Add it gradually. Start with a quarter cup and see how it looks. You can always add more but you can’t take it out.
Salt Your Water Like the Ocean
This is where most people mess up. Your pasta water should taste like seawater. If it doesn’t, your pasta will be bland no matter how good your sauce is.
The pasta absorbs that salt as it cooks. It seasons from the inside out in a way that adding salt later just can’t match.
Getting the Texture Right
The sauce should coat the back of a spoon but still drip off easily. If it’s too thick, add more pasta water a splash at a time.
If it’s too thin, let it simmer a bit longer. Just keep that heat low so the cream doesn’t split.
Why Undercook Your Pasta
Taking the pasta off a minute early means it finishes cooking in the sauce. This lets it soak up all that garlicky, cheesy flavor.
Pasta that’s cooked separately and then just tossed in sauce never tastes as good. Those final minutes of bubbling together make a huge difference.
The Lemon Juice Decision
Some people skip the lemon juice because they think it’ll make the sauce taste sour. It won’t if you use the right amount.
Start with half a tablespoon if you’re nervous. You can always add more. It adds brightness without making it taste like lemon pasta.
Mix it in right at the very end after you turn off the heat. This keeps the acid from messing with the cream.
Quick Tips for Perfect Results
Grate your Parmesan fresh right before cooking. Pre-grated cheese has additives that keep it from clumping but also keep it from melting smoothly.
Use a big pan so you have room to toss the pasta around. A small pan means clumpy pasta that doesn’t get evenly coated.

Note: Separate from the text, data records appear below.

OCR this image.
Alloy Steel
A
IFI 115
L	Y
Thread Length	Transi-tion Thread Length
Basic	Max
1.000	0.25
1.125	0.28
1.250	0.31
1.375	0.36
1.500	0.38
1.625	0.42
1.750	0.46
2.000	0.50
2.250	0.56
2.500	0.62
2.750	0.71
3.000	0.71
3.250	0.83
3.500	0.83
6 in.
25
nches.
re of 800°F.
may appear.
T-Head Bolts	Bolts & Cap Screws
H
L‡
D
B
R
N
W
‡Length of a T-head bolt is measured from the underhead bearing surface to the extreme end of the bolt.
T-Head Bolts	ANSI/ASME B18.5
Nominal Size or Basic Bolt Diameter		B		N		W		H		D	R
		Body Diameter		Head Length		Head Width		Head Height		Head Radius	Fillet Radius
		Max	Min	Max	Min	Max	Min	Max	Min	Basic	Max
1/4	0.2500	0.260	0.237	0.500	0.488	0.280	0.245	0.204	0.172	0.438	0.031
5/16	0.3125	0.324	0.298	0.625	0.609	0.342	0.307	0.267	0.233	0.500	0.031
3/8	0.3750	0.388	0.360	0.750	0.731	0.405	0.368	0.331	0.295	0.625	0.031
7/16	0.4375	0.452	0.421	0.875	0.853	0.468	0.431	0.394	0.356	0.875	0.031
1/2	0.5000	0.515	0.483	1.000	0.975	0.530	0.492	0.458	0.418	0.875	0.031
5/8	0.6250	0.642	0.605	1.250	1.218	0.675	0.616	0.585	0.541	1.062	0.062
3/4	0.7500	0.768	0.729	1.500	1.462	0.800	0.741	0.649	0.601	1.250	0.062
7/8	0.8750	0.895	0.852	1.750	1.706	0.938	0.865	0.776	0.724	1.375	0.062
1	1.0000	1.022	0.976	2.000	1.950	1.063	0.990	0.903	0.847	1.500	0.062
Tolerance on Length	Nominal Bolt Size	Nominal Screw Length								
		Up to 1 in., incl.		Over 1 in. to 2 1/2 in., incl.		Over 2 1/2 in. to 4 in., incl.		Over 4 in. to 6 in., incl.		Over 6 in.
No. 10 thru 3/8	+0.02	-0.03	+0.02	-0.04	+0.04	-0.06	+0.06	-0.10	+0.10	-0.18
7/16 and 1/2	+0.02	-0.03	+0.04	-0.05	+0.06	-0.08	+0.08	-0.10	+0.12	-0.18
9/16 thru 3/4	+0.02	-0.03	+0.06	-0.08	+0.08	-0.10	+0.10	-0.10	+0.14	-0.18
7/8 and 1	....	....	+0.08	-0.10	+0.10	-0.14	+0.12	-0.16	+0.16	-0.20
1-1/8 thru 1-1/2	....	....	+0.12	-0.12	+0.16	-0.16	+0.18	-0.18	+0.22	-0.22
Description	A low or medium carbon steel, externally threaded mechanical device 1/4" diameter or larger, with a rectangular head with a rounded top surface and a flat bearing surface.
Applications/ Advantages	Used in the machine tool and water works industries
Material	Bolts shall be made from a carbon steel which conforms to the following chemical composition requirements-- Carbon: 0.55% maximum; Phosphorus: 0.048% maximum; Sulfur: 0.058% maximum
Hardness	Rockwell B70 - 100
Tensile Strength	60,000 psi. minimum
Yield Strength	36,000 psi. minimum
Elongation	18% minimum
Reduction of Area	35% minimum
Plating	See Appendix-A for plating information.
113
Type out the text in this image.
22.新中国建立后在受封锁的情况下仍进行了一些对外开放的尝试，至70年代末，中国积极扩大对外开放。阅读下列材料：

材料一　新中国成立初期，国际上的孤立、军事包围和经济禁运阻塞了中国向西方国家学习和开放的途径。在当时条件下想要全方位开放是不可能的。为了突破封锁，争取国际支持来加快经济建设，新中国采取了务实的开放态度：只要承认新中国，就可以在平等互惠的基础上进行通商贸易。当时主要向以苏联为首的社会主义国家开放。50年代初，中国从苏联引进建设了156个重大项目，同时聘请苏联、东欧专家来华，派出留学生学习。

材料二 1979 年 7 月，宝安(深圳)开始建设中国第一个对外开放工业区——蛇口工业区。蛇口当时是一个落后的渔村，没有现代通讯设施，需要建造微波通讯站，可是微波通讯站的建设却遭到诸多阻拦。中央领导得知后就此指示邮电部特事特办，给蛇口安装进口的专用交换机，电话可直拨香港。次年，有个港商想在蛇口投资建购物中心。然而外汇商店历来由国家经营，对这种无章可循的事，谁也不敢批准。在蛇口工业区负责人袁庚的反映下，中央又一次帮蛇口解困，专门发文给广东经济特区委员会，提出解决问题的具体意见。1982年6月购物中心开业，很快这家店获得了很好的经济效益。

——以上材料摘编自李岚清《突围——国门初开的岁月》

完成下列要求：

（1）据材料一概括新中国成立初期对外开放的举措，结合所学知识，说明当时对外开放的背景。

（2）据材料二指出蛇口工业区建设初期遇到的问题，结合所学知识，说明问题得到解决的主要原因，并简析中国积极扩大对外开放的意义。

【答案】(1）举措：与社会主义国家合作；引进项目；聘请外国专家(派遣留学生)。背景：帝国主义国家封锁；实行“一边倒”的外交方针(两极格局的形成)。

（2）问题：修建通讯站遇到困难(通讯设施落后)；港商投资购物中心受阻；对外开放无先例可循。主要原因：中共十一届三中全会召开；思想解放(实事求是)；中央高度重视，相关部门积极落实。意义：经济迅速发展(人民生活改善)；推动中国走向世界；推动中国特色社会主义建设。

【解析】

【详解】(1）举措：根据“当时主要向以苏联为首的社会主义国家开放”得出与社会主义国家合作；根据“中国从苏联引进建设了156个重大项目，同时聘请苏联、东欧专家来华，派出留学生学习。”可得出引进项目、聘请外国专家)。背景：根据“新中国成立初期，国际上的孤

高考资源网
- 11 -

Don’t rinse your pasta after draining. That starch on the outside helps the sauce cling better.
Serve it immediately while it’s hot. Cream sauces don’t reheat as well as tomato-based ones.
What Pasta Shape Works Best
Short shapes like penne or rigatoni hold the sauce in their tubes. Long pasta like fettuccine or spaghetti gets coated beautifully.
Honestly anything works. Use whatever you have or whatever sounds good that day.
Common Questions
Can I use milk instead of cream?
You can but it won’t be as thick or rich. If you do, use whole milk and add an extra tablespoon of Parmesan to help it thicken.
How do I store leftovers?
Keep it in the fridge for up to 3 days. The sauce will thicken a lot when cold. Add a splash of milk or cream when reheating and warm it gently on the stove.
Can I make this dairy-free?
Not really. The cream and Parmesan are what make this sauce work. You’d need to use a completely different recipe for dairy-free.
Why did my sauce get grainy?
Either your heat was too high or your Parmesan wasn’t grated fine enough. Next time keep it on lower heat and use a microplane for the cheese.
Can I make a bigger batch?
Yes but don’t just double everything. Make it in two separate batches or the timing gets weird and the sauce can break.